Entering edit mode
8.6 years ago
biolab
★
1.4k
Dear All,
We are submitting our high throughput sequencing data to NCBI GEO, however, GEO notify us two errors of gzip compressed FASTQ files.
The first error is:
sample1_R1.fq.gz
Line number 1922118: File may be truncated
I used perl -ne '$i++; print if $i==1922118' sample1_R1.fq to get that line as follows.
AAAGTTGTTGCAGTTAAAAAGCTCGTAGTTGAACTTCTGTTCAGACTCATAACGACTCGTCGTGTGAAGCTGGACATACGTCTGCAAACTAAAATCGGCA
I can't see it is truncated. What's wrong with this line?
The second error is:
sample1_R2.fq.gz
Line number 1985252: quality length does not match sequence length
I used the above command to get that line, it is as follows.
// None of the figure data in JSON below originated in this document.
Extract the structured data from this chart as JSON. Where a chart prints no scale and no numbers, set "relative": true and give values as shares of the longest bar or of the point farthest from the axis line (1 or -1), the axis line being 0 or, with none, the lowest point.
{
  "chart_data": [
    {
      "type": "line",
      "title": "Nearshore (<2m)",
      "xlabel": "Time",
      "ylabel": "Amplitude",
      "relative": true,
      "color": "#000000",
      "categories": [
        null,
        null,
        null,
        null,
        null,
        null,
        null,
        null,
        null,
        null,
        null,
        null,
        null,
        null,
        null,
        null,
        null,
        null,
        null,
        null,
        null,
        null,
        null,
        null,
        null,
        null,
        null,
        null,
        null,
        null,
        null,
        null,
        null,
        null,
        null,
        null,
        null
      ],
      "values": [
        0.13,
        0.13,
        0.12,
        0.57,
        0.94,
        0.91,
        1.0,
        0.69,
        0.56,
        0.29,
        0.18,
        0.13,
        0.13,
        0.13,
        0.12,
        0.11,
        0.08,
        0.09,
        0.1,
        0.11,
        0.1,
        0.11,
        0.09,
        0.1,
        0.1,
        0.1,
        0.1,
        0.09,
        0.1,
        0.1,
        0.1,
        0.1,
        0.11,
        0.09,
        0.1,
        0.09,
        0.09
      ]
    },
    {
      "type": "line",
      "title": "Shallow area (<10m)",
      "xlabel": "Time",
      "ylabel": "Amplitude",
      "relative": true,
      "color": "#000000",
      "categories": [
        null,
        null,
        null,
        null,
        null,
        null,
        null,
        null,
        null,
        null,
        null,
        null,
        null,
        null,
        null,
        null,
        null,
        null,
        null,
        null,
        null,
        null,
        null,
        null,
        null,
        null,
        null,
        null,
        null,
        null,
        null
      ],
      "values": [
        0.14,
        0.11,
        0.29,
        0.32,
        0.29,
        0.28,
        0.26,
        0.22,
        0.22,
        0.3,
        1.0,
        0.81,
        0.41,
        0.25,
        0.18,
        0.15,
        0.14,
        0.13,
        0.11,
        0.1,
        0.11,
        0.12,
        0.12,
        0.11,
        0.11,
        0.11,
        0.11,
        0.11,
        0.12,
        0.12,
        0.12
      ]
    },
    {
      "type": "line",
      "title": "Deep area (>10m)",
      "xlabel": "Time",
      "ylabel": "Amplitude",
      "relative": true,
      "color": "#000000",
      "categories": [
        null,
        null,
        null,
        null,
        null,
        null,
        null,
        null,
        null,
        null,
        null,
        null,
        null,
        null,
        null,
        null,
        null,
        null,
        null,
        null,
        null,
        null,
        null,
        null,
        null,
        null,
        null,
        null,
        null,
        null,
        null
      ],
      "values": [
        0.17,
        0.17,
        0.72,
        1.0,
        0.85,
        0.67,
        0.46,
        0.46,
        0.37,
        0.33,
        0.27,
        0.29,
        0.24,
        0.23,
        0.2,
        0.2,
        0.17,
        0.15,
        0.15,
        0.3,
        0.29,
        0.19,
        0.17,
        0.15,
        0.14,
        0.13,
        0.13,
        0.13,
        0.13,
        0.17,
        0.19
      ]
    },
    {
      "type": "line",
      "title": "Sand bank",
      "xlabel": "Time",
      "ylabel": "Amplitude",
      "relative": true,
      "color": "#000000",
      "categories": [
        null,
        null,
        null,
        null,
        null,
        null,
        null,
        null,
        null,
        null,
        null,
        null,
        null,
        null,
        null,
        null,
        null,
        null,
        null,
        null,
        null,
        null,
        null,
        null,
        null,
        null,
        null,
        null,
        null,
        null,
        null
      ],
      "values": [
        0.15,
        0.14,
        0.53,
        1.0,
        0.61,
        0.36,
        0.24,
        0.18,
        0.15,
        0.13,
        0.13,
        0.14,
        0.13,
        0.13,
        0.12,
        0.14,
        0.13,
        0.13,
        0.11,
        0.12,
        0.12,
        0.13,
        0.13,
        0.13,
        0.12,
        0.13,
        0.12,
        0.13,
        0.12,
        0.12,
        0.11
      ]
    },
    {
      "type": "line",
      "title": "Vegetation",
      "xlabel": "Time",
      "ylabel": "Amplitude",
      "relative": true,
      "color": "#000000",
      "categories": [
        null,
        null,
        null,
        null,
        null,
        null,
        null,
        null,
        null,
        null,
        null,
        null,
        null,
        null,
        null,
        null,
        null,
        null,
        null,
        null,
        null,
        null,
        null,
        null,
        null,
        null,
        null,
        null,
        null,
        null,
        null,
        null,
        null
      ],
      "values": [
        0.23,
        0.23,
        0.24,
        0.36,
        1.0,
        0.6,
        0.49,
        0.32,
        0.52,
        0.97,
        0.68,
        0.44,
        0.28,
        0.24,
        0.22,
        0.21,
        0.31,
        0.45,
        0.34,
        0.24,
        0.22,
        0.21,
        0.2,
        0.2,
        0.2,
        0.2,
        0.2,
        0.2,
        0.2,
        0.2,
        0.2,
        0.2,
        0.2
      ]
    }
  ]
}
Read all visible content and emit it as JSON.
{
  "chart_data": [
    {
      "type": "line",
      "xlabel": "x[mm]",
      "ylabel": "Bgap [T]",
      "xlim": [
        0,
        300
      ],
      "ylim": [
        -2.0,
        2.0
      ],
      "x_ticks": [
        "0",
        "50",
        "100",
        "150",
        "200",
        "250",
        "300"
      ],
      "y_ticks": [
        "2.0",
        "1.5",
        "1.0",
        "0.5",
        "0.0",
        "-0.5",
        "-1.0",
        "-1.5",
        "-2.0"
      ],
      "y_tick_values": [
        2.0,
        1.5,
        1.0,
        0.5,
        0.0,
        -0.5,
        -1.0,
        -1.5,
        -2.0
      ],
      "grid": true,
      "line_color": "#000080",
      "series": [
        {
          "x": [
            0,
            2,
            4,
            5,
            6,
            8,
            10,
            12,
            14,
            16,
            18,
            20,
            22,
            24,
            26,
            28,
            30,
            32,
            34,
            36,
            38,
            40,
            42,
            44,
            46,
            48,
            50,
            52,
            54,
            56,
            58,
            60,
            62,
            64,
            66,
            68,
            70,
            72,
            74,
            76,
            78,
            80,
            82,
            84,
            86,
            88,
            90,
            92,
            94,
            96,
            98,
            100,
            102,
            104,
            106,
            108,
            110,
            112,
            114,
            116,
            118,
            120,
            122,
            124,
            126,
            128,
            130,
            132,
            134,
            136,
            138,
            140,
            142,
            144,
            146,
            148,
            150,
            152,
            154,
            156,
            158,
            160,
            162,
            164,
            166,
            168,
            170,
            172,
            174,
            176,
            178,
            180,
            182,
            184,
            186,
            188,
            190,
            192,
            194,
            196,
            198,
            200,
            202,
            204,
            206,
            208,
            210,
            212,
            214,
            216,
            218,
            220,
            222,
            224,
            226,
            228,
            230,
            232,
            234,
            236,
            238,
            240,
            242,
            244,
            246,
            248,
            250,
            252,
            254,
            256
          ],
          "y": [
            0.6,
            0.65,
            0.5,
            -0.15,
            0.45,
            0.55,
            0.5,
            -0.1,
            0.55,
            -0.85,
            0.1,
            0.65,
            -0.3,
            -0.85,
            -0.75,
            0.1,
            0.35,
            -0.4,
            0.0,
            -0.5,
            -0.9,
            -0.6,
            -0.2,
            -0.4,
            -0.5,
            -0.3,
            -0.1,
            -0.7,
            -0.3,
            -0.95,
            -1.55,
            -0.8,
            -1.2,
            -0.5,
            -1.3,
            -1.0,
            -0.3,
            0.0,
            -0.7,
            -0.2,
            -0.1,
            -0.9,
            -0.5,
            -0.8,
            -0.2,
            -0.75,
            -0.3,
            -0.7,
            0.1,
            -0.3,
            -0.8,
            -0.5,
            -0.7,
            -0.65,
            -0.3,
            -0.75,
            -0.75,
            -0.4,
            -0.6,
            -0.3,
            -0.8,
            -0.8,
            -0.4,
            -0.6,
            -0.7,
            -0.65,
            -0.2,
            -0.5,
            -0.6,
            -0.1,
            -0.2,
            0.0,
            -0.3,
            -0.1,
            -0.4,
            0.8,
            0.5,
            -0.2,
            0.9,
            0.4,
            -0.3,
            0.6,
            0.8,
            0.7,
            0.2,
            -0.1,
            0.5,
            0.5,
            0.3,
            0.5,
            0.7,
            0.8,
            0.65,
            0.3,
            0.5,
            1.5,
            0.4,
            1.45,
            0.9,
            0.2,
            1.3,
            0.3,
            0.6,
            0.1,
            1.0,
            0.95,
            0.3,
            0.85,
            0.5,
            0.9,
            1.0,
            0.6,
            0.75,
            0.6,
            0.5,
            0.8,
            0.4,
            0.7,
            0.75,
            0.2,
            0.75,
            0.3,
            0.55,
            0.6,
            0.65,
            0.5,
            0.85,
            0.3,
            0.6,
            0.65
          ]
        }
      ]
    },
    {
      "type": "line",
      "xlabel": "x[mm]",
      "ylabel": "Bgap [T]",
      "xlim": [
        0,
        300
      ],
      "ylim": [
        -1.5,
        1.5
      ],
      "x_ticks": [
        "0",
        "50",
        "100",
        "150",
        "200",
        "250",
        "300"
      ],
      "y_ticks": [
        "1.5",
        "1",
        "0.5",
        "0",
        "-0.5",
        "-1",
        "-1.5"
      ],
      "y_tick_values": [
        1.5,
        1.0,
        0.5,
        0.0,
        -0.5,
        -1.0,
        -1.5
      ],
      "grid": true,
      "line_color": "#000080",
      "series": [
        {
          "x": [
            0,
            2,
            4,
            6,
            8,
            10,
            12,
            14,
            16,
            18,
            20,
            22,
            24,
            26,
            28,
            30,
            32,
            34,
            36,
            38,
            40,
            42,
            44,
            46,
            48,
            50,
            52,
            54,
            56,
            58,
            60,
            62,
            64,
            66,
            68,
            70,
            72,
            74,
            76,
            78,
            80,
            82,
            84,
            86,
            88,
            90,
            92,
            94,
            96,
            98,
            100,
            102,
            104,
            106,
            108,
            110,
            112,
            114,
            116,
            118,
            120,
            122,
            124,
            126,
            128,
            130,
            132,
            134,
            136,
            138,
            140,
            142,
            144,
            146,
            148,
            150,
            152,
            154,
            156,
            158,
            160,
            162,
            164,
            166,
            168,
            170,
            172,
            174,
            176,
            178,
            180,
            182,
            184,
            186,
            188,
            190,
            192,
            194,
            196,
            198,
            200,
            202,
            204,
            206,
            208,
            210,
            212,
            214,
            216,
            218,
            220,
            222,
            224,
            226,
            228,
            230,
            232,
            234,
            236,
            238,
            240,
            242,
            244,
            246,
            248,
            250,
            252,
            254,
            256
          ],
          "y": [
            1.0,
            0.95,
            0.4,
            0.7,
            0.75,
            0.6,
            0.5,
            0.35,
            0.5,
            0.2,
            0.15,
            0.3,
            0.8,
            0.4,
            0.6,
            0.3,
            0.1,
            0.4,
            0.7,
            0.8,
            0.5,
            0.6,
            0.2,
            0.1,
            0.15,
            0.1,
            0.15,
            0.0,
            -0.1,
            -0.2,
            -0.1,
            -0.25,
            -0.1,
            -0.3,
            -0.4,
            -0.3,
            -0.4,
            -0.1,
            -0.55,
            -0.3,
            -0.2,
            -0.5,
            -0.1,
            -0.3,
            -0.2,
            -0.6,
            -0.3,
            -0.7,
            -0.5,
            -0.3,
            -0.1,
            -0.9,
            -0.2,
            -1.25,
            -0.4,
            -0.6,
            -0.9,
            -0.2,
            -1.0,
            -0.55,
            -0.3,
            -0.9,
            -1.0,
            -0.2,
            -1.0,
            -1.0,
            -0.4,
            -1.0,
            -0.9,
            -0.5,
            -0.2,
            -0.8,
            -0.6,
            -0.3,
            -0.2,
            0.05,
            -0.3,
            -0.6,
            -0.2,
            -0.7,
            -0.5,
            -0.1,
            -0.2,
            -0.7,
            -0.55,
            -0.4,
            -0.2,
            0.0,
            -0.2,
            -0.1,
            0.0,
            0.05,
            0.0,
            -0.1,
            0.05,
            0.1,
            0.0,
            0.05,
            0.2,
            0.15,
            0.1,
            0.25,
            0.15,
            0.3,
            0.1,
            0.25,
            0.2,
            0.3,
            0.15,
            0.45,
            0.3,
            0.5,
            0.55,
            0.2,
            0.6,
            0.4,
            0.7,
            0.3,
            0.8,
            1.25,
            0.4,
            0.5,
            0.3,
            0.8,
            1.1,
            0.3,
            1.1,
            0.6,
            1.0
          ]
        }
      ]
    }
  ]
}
C@@FFFBBDBFAFIIGGHDFECFAHEHFHGIGADHGEGGH?DF<DF?DB?B?<FFFGHGCHCHFEHIGGFA?B2<?CCDDDDCDCD@>CAC:ACDC:A@A
it is exactly 100 characters that match sequence length, what's the problem?
Would you please to give me some suggestions? I highly appreciate your helps!!
Do both FASTQ files from sample1 have the same number of reads? Also, the quality string you pasted has 110 bases...
Hi, fanli.gcb, thank you for your reply. I realize the two FASTQ files do not have the same number of lines. This is probably the problem. I will further check. THANKS again!